Maintainer of Suspend2 Kernel Patches http://softwaresuspend.berlios.de


2005-03-01 10:31:05

by Pavel Machek

[permalink] [raw]
Subject: Re: swsusp logic error?

Hi!

> > > > > Could you, please, verify that you don't need to load any
> > > > > modules from initrd for your swap partition to work? It won't
> > > > > work if you do.
> > > >
> > > > this makes perfect sense to me when you talk about resuming.
> > > > does it also apply to suspending?
> > >
> > > As kernel is the same for suspend and resume... Yes, it seems it
> > > makes sense.
> >
> > But before the suspend, the IDE modules are loaded, so the swap
> > drive is accessible, no? Or are IDE modules (yes, they are modules
> > here) unloaded just before writing to swap?
>
> I think Pavel got a bit confused somewhere here! The IDE modules will
> always be loaded when you're doing the suspend, right to the very end.
> At resume time, they need to be loaded the swsusp attempts to parse the
> resume= parameter, so that it can actually succeed in doing that.
> Suspend2 works with IDE made as modules because it allows you to delay
> that parsing until after the modules are loaded (you put echo >
> /proc/software_suspend/do_resume in your initrd after modules are loaded
> but before you mount filesystems).

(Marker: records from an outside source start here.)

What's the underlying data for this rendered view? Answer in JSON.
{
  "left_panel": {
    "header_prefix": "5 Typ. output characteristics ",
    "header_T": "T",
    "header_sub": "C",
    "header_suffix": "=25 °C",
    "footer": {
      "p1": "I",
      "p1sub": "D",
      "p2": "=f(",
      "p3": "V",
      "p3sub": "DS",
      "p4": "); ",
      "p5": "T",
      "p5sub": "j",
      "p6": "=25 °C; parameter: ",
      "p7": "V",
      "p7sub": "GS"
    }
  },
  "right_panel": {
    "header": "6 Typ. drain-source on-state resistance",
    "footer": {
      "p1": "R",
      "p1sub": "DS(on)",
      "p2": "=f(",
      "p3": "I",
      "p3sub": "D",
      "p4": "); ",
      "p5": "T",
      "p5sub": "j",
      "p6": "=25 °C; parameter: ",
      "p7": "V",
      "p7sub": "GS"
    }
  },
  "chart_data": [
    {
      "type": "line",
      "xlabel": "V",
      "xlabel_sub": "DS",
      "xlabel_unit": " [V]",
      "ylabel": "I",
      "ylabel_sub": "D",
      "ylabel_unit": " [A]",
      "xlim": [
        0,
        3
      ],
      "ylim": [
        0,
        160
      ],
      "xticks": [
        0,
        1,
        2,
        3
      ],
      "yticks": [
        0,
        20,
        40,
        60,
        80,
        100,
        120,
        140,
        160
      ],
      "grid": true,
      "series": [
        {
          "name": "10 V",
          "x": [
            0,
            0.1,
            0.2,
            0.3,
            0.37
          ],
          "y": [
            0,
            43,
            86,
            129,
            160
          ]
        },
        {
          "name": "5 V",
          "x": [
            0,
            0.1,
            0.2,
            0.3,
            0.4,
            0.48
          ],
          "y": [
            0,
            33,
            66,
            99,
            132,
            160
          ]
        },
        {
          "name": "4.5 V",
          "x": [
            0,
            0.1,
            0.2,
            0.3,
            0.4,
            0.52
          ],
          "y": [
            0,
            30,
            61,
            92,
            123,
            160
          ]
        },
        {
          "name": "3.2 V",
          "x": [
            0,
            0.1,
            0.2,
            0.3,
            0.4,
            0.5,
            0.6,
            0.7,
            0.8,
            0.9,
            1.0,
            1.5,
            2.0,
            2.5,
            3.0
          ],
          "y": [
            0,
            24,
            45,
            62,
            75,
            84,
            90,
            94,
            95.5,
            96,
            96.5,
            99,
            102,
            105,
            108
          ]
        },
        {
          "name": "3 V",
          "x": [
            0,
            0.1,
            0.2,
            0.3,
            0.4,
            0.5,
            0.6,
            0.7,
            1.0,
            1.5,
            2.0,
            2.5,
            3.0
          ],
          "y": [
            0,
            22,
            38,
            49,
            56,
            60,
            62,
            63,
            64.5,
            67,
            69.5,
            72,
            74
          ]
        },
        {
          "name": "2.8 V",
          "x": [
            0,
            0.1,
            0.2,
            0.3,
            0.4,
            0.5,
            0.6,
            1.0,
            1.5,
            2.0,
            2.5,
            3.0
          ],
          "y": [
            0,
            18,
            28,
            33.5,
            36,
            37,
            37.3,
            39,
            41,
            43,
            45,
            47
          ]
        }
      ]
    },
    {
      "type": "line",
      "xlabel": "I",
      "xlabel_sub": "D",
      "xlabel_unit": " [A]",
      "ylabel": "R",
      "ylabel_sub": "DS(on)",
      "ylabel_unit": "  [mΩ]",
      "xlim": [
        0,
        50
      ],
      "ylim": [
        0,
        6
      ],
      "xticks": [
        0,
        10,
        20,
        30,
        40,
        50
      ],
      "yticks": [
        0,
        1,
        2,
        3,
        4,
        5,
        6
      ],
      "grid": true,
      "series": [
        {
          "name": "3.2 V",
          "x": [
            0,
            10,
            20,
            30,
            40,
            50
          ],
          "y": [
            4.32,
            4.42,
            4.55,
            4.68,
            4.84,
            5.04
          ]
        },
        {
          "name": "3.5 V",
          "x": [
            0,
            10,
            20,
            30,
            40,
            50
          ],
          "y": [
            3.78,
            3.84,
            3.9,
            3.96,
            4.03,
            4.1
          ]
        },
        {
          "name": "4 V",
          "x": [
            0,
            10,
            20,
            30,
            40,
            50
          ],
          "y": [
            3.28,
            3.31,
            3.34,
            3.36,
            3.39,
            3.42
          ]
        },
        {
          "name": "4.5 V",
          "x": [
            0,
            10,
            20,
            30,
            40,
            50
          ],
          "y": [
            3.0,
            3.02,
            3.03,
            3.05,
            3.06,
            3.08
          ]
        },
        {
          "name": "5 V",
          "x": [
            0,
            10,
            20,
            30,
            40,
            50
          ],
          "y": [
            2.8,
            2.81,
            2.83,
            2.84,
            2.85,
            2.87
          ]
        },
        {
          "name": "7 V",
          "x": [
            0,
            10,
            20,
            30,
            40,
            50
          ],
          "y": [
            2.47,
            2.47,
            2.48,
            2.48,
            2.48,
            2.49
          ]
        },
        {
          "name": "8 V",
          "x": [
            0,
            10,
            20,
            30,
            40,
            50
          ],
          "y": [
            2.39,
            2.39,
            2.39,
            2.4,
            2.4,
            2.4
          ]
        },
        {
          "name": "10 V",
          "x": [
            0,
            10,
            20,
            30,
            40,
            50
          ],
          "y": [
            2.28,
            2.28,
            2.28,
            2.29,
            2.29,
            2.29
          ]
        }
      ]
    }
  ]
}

Last time I looked, swsusp didn't
> have that capability and thus required IDE to be built in. Pavel, has
> that changed?

No, it has not changed for mainline.

SuSE has patch to allow resume from modular IDE.
Pavel
--
People were complaining that M$ turns users into beta-testers...
...jr ghea gurz vagb qrirybcref, naq gurl frrz gb yvxr vg gung jnl!

2005-03-01 10:30:32

by Pavel Machek

[permalink] [raw]
Subject: Re: swsusp logic error?

Hi!

> > > > Could you, please, verify that you don't need to load any
> > > > modules from initrd for your swap partition to work? It won't
> > > > work if you do.
> > >
> > > this makes perfect sense to me when you talk about resuming.
> > > does it also apply to suspending?
> >
> > As kernel is the same for suspend and resume... Yes, it seems it
> > makes sense.
>
> But before the suspend, the IDE modules are loaded, so the swap
> drive is accessible, no? Or are IDE modules (yes, they are modules
> here) unloaded just before writing to swap?

Yes, IDE modules are loaded and swap drive is accessible during
suspend. But you want to resume some time later, and you want to
resume with same kernel, right?
Pavel
--
People were complaining that M$ turns users into beta-testers...
...jr ghea gurz vagb qrirybcref, naq gurl frrz gb yvxr vg gung jnl!